Надо признаться, что поначалу этот многоумный и многоцитатный текст порядком ошарашивает, если не подавляет. И поневоле впадаешь в сомнение: может, так оно и надо? Может, Ямпольский по делу применяет “двойной код чтения” к Хармсовым романтическим высокопарностям — ведь не зря же он изучил столько серьезной литературы? Может, влюбленный поэт и впрямь смотрел на звезды, непременно имея в виду, что они “все сплочены воедино из Бога” (это уже Яков Бёме) и что “мы не можем отделить от Бога Его энергию, различить в Нем его Самого и Его энергию” (Павел Флоренский)?.. Но постепенно шок отступает, и читатель (то бишь я) рискует обратиться к автору с вопросами. Сначала робкими и скромными: а почему, собственно, письмо Хармса сочленяется со стихами Сидни-Бруно-Спенсера, если те шли к звездам через любимые глаза, а наш писатель — вовсе через окно? И почему Ямпольский привлекает именно вышеименованных поэтов, если их “смысловой ход” использовало превеликое множество литераторов — на то и “общий фонд”? И почему именно “негативные теологи” призваны манифестировать Бога через Свет, коль скоро сия манифестация тоже является совершенно общим местом?.. Обнаружить логику не удается, и смелеющий читатель начинает уже потихоньку формулировать вопросы, касающиеся сути исследовательского дискурса; но тут дело доходит до первого, промежуточного вывода — “Высший свет преобразуется, таким образом, в свет-письмо”, — и наше сознание, озаренное светом здорового скептицизма, проясняется окончательно. Ибо заявленное мистическое преображение может произойти лишь по воле высших светоносных сил, а поверить в их причастность к работе Ямпольского или к посланию Хармса я, извините, не могу.

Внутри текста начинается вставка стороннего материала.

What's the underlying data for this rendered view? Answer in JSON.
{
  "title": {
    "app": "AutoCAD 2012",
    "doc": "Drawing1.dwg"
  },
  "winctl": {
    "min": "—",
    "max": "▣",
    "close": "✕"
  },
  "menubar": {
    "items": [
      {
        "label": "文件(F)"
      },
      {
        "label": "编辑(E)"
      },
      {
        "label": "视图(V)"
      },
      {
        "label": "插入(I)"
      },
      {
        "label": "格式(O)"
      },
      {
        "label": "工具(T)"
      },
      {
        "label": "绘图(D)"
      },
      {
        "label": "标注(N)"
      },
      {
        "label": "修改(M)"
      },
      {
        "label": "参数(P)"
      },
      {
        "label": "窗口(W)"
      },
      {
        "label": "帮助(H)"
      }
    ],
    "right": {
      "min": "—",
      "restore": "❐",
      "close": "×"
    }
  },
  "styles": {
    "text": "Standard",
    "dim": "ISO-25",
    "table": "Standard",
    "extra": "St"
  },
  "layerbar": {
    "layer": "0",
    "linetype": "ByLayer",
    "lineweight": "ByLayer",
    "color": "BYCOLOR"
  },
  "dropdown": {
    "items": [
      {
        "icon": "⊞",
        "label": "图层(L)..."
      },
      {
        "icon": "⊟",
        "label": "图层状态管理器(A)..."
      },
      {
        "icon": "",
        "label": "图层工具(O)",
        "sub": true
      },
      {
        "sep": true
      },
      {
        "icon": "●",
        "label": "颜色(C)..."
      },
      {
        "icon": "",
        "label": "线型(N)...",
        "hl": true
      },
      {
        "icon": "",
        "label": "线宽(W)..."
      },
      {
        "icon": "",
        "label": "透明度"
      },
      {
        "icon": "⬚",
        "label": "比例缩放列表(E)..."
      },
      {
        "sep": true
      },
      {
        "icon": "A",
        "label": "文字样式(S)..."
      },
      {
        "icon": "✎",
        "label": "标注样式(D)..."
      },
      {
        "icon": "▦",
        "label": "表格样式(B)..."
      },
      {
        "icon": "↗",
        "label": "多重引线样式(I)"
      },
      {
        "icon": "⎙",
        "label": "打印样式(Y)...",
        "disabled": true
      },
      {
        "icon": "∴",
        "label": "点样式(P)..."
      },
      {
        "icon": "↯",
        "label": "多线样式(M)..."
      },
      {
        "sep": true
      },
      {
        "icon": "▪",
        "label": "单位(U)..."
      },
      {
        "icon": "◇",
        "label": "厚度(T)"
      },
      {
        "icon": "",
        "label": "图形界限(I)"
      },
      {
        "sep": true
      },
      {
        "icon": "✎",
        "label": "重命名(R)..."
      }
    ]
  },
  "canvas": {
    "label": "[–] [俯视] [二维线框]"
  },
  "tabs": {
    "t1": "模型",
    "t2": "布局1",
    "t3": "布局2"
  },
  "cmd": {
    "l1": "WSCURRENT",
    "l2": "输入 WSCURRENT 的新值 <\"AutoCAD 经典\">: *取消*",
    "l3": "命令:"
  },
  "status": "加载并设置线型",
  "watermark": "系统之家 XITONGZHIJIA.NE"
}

И чем дальше, тем ясней становится, что первоначальную квалификацию “философская рефлексия” надо менять на определение “философская заумь” (или “заморочка”); что внушительный исследовательский инструментарий — это именно инструментарий, и существует он совершенно сам по себе, не вступая в контакт с многозначительными рассуждениями, в которых слова, цифры, даже буквы трактуются как символы, исполненные глубокого мистического содержания, а между отдаленными объектами завязываются внерациональные связи, держащиеся лишь на “вселенских соответствиях”. Кстати: примерно так строили свои рассуждения каббалисты — но они-то трактовали Священное писание! И как ни относись к их занятиям, нельзя не признать, что Боговдохновенное Слово, положенное в основу бытия, определенно больше подходит для поисков эзотерического смысла, чем писания Даниила Хармса...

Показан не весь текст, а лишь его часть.